Key inflation, spending and income data released on Friday should make the Federal Reserve’s so-called dovish rate hike of 25 basis points in March a lot more reasonable by now. It also reaffirmed our call that the end of the hiking cycle is only a couple of months away.
While the data certainly showed all three indicators cooling in February, inflation remained higher than the target rate for the Fed to pull back on interest rate increases.
Prices overall, or the personal consumption expenditures index, grew by 0.3% on the month. For the core component, they rose by 0.3% while the the super core—which includes services but strips out food, energy and housing and is the Fed’s main focus—stayed at 0.3%, according to Commerce Department data released Friday.
On an annualized basis, the super core remained between the 4% and 5% range for most measures.
That was too high for the Fed’s comfort despite disinflationary signs from the headline year-over-year inflation for all components, which fell to 5.0% from 5.3%.
Friday’s strong inflation data had been anticipated. Job and consumer price data that came out early this month raised the chance of a 50-basis-point hike, but then multiple bank failures tamped down that expectation.
Since then, concerns over financial system stability have shaved off about 50 basis points from the Fed’s potential peak policy rate in our estimate. March’s rate hike attempted to strike a balance between acknowledging the risks from financial instability and inflation.
So far, the shock from multiple bank failures has calmed somewhat, reflected in both market sentiment and the Fed’s report of a “sound and resilient banking system.”
Personal spending growth slowed significantly in February, rising by 0.2%, while income growth fell to 0.3% from a month earlier. After adjusting for inflation, spending volume declined by 0.1%.
Still, the slowdown did not mean a major shift in American spending resilience. Much of the slowdown was because of a robust January, when spending increased by 2.0% in dollar terms and by 1.5% after adjusting for inflation.

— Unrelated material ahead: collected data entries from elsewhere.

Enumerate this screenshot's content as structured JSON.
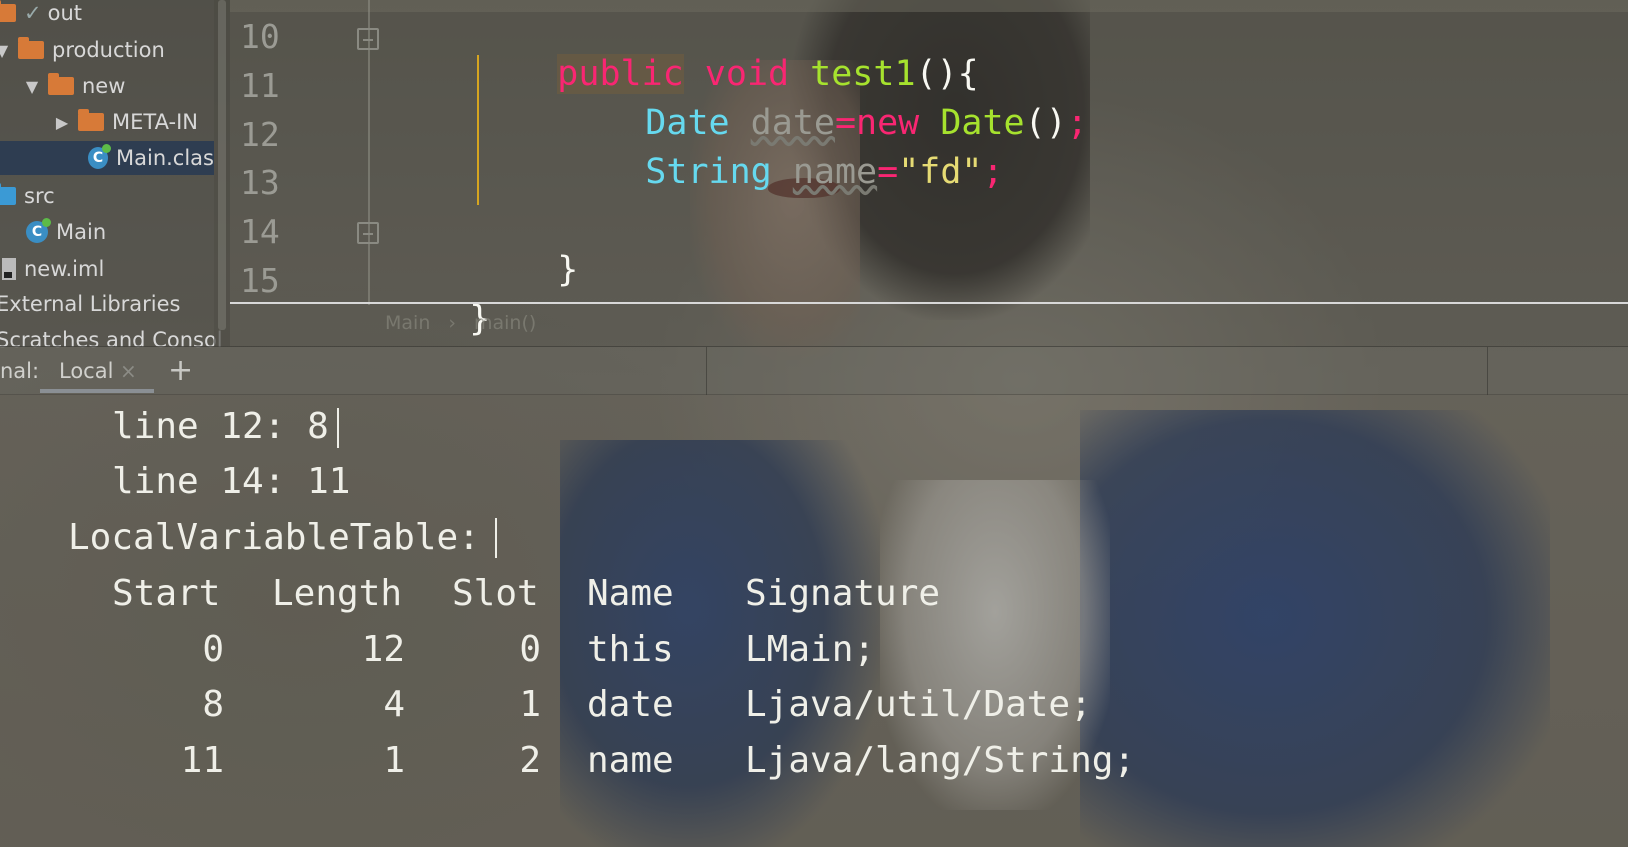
{
  "project_tree": {
    "items": [
      {
        "label": "out"
      },
      {
        "label": "production"
      },
      {
        "label": "new"
      },
      {
        "label": "META-IN"
      },
      {
        "label": "Main.clas"
      },
      {
        "label": "src"
      },
      {
        "label": "Main"
      },
      {
        "label": "new.iml"
      },
      {
        "label": "External Libraries"
      },
      {
        "label": "Scratches and Consol"
      }
    ]
  },
  "editor": {
    "line_numbers": [
      "10",
      "11",
      "12",
      "13",
      "14",
      "15"
    ],
    "lines": {
      "l10": {
        "kw1": "public",
        "kw2": " void",
        "fn": " test1",
        "rest": "(){"
      },
      "l11": {
        "type": "Date",
        "var": "date",
        "op": "=new",
        "fn": " Date",
        "paren": "()",
        "semi": ";"
      },
      "l12": {
        "type": "String",
        "var": "name",
        "op": "=",
        "str": "\"fd\"",
        "semi": ";"
      },
      "l14": {
        "brace": "}"
      },
      "l15": {
        "brace": "}"
      }
    },
    "breadcrumbs": [
      "Main",
      "›",
      "main()"
    ]
  },
  "terminal_bar": {
    "label": "nal:",
    "tab_label": "Local",
    "close": "×",
    "add": "+"
  },
  "terminal": {
    "lines": [
      "line 12: 8",
      "line 14: 11",
      "LocalVariableTable:"
    ],
    "table": {
      "headers": [
        "Start",
        "Length",
        "Slot",
        "Name",
        "Signature"
      ],
      "rows": [
        [
          "0",
          "12",
          "0",
          "this",
          "LMain;"
        ],
        [
          "8",
          "4",
          "1",
          "date",
          "Ljava/util/Date;"
        ],
        [
          "11",
          "1",
          "2",
          "name",
          "Ljava/lang/String;"
        ]
      ]
    }
  }
}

Both numbers were revised upward. The one-time Social Security adjustment also contributed to a strong January for income growth, rising by 0.6%.
We estimate that excess savings at near $1 trillion by the end of February will remain a tailwind for spending at least for the first half of the year.
With the underlying economic conditions pointing toward solid growth and strong job gains, and inflation staying higher than the target rate, we won’t be surprised if the Fed adds one or two 25 basis-pont hikes in the summer and pause for the rest of the year.
Inside the data
Spending volume after adjusting for inflation was down for both services and goods in February, dropping by 0.1% on the month and disrupting the rotation from goods to services for the second month in a row.
The drop was driven by the declines in spending on autos, restaurants and apparels, which were down by 3.9%, 2.1% and 1%, respectively.
Spending on gasoline led the increase, rising by 3.1%, following by transportation services at 1.1%.
The savings rate inched up to 4.6% from 4.4% in the prior month, amounting to $915.8 billion in February.
Service inflation grew by 0.3%, while goods inflation grew by 0.2% in February.
Price pressures were most elevated in categories like recreation services (up by 0.9%) and food services and accommodation (up by 0.7%). Only autos registered a drop in prices with a 1.0% decline on the month.